My mom’s coming back in a few days, and that made me reflect on all these years I’ve spent in America growing up without her near. Sure, I’ve visited for a few summers back in elementary school, but other than that, I got by with my relatives and my grandparents. When I first returned to America after 3 years in Guangzhou I had to take speech classes because I couldn’t pronounce the “th” or “sh” sounds. If you think I’m mean, I was even ruder than I am right now (when I moved out of her home and into my dad’s, my aunt for some reason told me that a friend’s mother called me “just plain rude” when I first came here). I played all day, distracted and bossed everyone around, and received the worst grades imaginable.
8 years later, some things have changed, others stayed. Through much heartaches and headache, I care enough about grades to be considered “doing well” in school. I still use my the internet for an emotional crutch. But instead of reading rubbish on Quizilla, I’m gaining insight on everything the world has to offer. As the oldest person in the house who can speak English fluently, I learned independence and responsibility, not that my relatives would recognize it of course. I’m still don’t have an ideal figure, but I’ve lost enough weight to not consider myself “fat.”

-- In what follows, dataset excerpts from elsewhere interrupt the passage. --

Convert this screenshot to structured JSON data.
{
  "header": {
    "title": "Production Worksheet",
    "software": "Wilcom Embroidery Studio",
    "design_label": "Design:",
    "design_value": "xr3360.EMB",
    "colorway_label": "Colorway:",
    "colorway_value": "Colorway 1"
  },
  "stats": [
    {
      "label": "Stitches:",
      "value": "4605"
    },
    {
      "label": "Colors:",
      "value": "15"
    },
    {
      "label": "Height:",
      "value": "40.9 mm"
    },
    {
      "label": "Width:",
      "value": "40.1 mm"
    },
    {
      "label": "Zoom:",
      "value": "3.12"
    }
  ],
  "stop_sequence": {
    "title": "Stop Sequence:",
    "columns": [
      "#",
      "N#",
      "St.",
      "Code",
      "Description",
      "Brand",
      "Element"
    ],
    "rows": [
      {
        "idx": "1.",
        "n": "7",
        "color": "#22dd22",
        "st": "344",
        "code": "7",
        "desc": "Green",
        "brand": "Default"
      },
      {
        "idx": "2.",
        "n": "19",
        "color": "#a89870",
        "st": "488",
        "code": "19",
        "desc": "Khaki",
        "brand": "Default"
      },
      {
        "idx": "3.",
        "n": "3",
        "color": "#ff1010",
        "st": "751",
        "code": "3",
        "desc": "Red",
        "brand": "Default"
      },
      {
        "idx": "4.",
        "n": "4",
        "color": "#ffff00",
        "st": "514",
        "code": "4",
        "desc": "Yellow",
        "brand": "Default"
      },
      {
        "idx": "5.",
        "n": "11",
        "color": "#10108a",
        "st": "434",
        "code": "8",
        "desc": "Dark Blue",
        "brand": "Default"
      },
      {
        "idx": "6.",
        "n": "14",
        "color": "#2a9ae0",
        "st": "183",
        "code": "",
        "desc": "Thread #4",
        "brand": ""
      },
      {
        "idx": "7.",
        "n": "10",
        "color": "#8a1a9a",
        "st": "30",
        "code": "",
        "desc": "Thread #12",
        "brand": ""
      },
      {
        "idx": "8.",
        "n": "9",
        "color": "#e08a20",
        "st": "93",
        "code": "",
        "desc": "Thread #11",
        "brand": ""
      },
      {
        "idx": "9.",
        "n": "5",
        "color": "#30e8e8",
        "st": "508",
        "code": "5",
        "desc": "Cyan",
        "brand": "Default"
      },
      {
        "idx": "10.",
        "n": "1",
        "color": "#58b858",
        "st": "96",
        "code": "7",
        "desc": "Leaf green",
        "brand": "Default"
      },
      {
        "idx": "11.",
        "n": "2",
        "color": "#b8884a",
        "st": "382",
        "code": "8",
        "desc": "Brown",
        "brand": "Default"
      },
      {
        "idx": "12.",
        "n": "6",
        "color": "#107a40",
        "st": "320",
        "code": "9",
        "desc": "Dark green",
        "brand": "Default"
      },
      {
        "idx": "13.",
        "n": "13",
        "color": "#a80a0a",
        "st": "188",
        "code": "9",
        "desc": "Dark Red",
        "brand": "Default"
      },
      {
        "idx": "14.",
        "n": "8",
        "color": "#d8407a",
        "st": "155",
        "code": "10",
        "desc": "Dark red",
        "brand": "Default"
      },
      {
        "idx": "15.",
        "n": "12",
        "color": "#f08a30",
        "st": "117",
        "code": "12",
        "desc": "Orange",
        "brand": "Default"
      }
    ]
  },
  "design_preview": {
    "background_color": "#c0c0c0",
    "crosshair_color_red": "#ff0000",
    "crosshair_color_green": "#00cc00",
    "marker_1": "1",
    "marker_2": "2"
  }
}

And in the past year, I decided to burn my bridges and let these years all sink in. Although we’re still on speaking level, I’ve cut commitments to my classmates, since I’ll be leaving them. To avoid drama, I’ve emotionally isolated myself from my friends and in order to let myself leave in peace, I coldly remind my family that I’m leaving. In the end, I survived and succeeded without them, but my heart has closed up.
What now? I want to learn how to drive, so I can see the beauty of California. Before I watch my last sunset, I want to explore Los Angeles and sit on the beach on my own. That way, I’ll have something beautiful to call home instead of the ugliness of forced family reunions with relatives who shake their heads and sigh at the sight of me.